Listen, if somebody is 80 pounds or more overweight with serious medical problems like diabetes, hypertension, sleep apnea, or if they're 100 pounds or more overweight, they qualify for surgery. I think any patient that meets those criteria ought to at least be considered for weight loss surgery because we know their lives are shortened. The rate of mortality is increased 50 percent to 100 percent in those groups of patients.
Their disease is putting their life at risk, and that risk can be mitigated with an operation. You wouldn't hesitate to have an operation for a cancer that was increasing your risk of death, and obesity increases cancer risk by 40 percent. Yet people wouldn't think about it, it’s not discussed in the same way. But they need to be thinking about it, and we need to be talking about it.
What makes you most optimistic about the future?
Two things, really. First, I think we can make surgery safer. We’ve gotten pretty good at decreasing complication rates in surgery, but the one thing that was standing still, as far as mortality, were blood clots and pulmonary emboli. So, a couple of years ago we started a program of putting patients on low-dose blood thinners for a month after their surgery, and we haven't seen a blood clot since.
The other thing we've done is decrease significantly the admission rates to the hospital by changing our post-operative management. With both education, managing hydration at home, which nursing can do, and by seeing patients earlier post-op to intervene if there's any sort of difficulty. We have decreased admission rates, and the length of initial hospital stay has also come down significantly. Patients are going home faster. They're coming back less and having fewer problems. All of that has really been enhancing success.
Most patients come in and they leave the hospital in a day if they're having a sleeve. The readmission rate is significantly less than 5 percent. And the number of patients who need to stay a second day after a sleeve has gone down significantly, by at least a third.
Even some gastric bypass patients who we usually keep for two days are going home one day after surgery. And that's due to the use of some new drugs to decrease nausea after anesthesia and decrease the narcotic use by using all types of other non-narcotic medications. And I'd say about half of our patients take no narcotic after surgery.
That’s great. Let’s close this out by continuing to look forward. What are your goals for the next five years, 10 years?
We want to continue to improve the patient experience. I'd love to see a situation where we can actually do outpatient surgery and have the patient followed up at home by a nurse or nurse practitioner the day after or so to take care of whatever issues there might be, check labs if needed. You know, to make surgery even less of an impact on patients' lives. Less pain, less recovery time.
And I'm very excited about the possibility of endoscopic procedures. I’m developing a device for an endoscopic sleeve procedure that’s in the testing phase. And that would be totally endoscopic, no surgery at all, but with the success of a gastric bypass.

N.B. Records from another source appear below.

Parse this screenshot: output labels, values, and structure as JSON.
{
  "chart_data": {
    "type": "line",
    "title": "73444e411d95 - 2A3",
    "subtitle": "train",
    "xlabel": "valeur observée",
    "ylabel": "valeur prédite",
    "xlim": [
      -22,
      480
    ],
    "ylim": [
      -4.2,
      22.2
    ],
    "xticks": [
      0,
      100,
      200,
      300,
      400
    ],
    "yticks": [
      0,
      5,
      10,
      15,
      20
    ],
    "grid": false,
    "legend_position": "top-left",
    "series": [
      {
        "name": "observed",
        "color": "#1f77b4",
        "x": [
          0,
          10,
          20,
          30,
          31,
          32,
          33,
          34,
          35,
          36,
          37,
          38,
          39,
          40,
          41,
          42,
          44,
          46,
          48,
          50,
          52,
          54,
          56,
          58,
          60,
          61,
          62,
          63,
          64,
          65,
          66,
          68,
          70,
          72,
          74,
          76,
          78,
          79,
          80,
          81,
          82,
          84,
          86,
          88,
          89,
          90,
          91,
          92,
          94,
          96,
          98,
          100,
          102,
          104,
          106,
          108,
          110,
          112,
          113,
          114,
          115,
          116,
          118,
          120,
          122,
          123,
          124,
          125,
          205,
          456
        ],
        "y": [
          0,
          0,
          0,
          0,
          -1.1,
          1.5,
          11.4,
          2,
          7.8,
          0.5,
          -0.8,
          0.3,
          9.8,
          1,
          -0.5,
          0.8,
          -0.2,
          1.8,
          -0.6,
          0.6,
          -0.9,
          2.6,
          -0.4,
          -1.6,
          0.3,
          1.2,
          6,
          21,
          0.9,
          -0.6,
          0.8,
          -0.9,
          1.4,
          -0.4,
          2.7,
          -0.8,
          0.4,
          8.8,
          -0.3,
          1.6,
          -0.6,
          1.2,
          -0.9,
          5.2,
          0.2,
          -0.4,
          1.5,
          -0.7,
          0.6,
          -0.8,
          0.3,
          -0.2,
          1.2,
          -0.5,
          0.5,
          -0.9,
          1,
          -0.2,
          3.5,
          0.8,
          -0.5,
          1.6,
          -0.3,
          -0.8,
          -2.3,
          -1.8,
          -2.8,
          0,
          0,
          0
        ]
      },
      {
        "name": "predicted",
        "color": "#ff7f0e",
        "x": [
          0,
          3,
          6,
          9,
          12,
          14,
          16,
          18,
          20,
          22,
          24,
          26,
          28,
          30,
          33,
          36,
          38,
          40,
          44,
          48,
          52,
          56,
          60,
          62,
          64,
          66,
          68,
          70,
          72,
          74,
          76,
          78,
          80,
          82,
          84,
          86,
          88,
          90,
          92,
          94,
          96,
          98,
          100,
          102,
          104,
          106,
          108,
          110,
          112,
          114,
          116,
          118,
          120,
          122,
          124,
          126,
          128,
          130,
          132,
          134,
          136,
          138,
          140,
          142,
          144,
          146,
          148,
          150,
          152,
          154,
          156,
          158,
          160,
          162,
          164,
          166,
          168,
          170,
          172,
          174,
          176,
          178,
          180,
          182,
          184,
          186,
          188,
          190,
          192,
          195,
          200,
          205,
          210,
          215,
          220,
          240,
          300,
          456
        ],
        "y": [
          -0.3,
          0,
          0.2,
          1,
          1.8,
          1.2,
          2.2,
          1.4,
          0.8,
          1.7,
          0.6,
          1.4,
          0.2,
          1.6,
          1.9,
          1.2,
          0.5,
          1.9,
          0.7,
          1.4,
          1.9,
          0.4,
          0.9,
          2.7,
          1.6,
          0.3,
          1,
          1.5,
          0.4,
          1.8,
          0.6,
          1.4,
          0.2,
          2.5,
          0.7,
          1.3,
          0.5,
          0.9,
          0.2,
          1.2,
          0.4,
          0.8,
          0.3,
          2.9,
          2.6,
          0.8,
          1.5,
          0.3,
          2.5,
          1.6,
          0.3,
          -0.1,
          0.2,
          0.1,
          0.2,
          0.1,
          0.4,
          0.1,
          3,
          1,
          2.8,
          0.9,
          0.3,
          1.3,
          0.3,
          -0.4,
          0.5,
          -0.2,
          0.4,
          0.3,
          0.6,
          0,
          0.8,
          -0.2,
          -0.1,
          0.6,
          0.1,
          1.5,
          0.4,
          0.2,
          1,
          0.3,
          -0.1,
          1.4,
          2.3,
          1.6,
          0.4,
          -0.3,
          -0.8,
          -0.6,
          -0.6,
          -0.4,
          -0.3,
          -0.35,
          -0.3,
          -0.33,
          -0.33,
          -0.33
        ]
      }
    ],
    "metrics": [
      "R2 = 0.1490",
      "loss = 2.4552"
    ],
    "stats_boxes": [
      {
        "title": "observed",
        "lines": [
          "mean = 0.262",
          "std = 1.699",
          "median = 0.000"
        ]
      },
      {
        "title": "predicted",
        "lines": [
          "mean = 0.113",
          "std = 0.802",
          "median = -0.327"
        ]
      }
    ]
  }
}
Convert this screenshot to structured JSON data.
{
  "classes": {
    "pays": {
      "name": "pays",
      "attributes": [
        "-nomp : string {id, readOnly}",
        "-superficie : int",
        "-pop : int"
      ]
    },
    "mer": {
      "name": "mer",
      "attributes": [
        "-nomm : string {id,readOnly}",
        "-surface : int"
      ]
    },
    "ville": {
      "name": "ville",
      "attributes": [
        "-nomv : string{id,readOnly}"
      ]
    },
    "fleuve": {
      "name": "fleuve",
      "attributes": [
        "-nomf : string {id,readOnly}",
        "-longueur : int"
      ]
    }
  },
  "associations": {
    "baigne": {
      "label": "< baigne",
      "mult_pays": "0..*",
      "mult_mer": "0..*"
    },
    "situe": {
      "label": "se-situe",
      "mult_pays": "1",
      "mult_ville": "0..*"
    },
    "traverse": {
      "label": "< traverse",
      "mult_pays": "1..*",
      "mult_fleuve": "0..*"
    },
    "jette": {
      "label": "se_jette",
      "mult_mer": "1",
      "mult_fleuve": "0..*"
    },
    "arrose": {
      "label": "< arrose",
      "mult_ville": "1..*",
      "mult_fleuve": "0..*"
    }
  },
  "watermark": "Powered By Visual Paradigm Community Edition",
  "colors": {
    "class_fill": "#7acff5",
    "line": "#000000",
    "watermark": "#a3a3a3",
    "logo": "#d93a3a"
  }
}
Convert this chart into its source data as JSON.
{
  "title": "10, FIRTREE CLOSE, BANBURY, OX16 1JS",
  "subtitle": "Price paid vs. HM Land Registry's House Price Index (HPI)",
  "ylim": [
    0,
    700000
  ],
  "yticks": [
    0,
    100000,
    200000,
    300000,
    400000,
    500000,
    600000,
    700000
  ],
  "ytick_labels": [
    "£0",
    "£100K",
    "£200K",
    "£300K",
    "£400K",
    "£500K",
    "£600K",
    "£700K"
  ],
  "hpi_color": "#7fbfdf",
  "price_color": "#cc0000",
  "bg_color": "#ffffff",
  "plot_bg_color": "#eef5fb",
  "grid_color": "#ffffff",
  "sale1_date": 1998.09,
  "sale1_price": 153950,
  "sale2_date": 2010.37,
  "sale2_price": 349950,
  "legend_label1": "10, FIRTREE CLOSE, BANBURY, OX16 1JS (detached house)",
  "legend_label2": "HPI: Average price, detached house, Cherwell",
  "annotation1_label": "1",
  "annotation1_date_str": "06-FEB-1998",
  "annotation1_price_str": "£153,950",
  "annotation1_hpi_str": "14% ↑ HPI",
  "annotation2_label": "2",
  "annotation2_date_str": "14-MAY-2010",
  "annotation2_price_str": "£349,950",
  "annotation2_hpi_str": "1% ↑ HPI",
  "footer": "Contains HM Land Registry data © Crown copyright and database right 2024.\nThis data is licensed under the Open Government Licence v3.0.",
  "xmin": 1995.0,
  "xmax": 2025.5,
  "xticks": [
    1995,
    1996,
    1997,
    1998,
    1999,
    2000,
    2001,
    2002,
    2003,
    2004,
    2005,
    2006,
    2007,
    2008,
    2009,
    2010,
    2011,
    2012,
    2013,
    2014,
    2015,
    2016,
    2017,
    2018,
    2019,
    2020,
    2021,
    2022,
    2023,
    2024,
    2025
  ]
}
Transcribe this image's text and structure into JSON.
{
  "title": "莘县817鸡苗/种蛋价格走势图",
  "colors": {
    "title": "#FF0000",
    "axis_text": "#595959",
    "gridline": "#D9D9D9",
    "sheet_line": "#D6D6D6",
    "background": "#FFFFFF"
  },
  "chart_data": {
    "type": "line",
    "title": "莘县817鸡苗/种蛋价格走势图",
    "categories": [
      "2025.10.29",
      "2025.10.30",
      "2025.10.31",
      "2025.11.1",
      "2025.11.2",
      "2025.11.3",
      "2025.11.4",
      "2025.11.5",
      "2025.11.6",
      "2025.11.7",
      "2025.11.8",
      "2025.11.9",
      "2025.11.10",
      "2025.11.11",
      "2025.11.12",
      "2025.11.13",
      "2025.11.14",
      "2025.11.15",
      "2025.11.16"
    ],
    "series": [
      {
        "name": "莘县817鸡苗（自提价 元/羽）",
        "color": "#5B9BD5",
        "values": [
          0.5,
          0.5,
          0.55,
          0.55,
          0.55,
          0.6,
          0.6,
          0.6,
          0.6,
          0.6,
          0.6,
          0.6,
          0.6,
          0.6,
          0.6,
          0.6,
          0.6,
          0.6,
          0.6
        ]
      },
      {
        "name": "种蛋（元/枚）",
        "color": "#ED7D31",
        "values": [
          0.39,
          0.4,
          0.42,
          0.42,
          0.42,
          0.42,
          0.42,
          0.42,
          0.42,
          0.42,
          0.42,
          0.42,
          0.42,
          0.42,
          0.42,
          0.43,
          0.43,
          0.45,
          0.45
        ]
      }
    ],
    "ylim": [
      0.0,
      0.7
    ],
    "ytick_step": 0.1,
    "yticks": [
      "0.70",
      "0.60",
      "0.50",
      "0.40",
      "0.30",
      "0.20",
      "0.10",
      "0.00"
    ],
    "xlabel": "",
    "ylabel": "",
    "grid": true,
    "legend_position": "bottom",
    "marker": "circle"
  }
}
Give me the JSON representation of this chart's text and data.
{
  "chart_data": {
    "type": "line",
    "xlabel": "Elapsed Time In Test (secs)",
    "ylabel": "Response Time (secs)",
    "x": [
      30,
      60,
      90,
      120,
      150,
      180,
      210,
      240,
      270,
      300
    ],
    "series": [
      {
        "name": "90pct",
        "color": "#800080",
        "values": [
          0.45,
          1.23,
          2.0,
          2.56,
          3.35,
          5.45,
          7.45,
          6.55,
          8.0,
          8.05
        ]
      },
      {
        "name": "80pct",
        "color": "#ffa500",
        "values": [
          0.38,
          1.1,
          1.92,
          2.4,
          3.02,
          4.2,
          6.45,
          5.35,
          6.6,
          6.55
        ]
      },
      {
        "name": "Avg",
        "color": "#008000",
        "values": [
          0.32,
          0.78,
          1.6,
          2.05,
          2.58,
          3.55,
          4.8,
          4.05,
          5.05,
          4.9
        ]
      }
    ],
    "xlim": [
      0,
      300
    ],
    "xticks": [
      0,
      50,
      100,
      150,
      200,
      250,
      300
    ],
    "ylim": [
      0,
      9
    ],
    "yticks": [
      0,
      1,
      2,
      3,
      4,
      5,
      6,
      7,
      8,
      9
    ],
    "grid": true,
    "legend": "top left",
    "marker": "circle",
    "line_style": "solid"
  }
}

You know, that’s the goal—to do it without surgery. With fewer complications, without the scarring, with less recovery time. That's where endoscopic devices have the advantage. So, if we get something that can actually last endoscopically, it could revolutionize the whole field.
Surgery lasts, but it includes general anesthesia, you need recovery time, there are incisions and pain, and all that risk. Some of them are not reversible. Whereas if you had a device that you could put in or some sort of reversible technology you could do endoscopically, you wouldn't have scars, you wouldn't have as much pain, you wouldn't have as much recovery time. Maybe lower complication rates. And if we could achieve success, then that is a revolution. So, that's what we're working on!